Osuruk bokun [osurmak sıçmanın] habercisi, ön ödemesi ve kefilidir.
Korku osuruk gibidir; senin içinde olduğu sürece henüz acil değil.
Ruh osuruk gibi, osuruk kadar. Bir bedenden çıkar, kaç tane burna girer, gene de varlığından emin olunamaz, bilinemez. Ruh, radyoaktif madde, değişken. 21 gram çekmiyor. Bir var bir yok, bir ışıldak bir karanlık.
“Osuruğa gülenin osuruk kadar aklı varmış,” der köylüler, ama osuruk ve bok muhabbetinden hiç bıkmazlar. Uygarlık, temizlik talebiyle bokumuzla dahi bağımızı kesti, kesmeye çalışıyor.
Ailemde babamın dilinden, bilmecemsi osuruk tarifi: “Kınaybıca ezivyon” [kına gibice eziveriyorum]. Bizde babamın da benimki gibi osuruğu çok kokardı. Anam babama şaka yollu “Benim endee gibi [osuruklu] götüm olcak, donun içine bile gatmam,” derdi. Anam uzun ayrılıktan sonra evine kavuştuğunda merhaba niyetine “Osurduğum sıçtığım kel evim” demek yerine bazen “Abu gadın evim!” der, çok benzer bir kullanımdır.
OSİP RETARD:
Yumuşak, havalı kırlente yedirilmiş osuruk.

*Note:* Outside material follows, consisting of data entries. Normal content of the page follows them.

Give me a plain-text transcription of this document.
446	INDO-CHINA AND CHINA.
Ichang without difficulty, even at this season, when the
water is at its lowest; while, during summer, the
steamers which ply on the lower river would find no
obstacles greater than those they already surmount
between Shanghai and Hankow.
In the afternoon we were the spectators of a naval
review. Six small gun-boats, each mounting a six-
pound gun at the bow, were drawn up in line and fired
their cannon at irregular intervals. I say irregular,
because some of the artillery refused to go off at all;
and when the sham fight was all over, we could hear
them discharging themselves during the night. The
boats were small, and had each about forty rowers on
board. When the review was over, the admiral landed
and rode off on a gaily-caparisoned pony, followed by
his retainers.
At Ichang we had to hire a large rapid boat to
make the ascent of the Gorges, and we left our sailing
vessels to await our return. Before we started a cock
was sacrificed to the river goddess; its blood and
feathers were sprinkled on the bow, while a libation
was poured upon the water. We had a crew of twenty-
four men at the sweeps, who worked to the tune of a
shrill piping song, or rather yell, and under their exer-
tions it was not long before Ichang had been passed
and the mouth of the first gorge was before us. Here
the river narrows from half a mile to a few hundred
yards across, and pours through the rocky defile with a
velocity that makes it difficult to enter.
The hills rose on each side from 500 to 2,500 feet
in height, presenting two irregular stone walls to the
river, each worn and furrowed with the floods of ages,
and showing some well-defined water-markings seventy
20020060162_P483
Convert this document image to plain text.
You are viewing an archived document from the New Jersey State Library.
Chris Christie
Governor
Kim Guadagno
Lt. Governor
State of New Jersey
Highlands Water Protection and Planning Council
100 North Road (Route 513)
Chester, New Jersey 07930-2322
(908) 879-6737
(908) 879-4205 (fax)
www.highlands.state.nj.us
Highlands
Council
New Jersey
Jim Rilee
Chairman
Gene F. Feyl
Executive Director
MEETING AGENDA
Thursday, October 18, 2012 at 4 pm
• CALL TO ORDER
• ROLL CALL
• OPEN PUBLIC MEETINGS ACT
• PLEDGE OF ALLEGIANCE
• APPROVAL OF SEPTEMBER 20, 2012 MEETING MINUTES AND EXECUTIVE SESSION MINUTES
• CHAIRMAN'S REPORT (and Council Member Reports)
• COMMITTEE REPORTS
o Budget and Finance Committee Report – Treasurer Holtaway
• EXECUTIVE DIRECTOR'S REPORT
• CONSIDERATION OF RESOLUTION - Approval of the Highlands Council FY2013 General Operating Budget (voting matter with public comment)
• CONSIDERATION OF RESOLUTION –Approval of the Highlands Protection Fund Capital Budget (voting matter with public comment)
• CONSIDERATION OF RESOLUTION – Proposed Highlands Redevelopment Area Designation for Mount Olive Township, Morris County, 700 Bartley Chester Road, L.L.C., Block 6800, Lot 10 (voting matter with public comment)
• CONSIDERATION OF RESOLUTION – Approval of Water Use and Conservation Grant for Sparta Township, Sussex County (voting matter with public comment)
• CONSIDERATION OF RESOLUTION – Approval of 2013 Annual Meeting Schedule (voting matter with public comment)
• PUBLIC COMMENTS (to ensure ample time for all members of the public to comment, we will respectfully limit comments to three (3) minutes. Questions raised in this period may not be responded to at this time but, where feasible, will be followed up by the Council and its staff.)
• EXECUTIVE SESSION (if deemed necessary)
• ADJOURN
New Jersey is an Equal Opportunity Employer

Osurup, osuruğu kırlentte hapsedip el bombası gibi hedef kişiye atarsın; yastığı koklayınca onun içinde patlar. Kırlenti koklamak olayın merak unsuru; bilim galip gelecektir.
Neden Osip? Yusuf Yusuf’tan Osip.
Genel cerrahide, bir ameliyatın başarılı tamamlanması için dört gözle beklenen haber/onay, “Gaz gaita çıkarmak”tır. Osuruk, bok, başka hiçbir sosyal durumda bu kadar onaylanmaz, müjde olarak beklenmez. Nur topu gibi osuruğunuz oldu. Köyün münzevi feylesofu, çoban, bunu da düşünmüş, salık vermiştir ki “Irahat-ı beden, nasihat-ı çoban,” denile.
Bugün ben bir şey öğrendim; Norbert Elias’ın “Uygarlık Süreci” kitabının ilk cildinde bir bölümün osuruğa ayrıldığını.
Osuruk yazanın da osuruk kadar aklı vardır. Muhabbetin sözlü yazılı, yakından uzaktan, aktif pasif ayrımı yoktur. Osuruktan teyyare.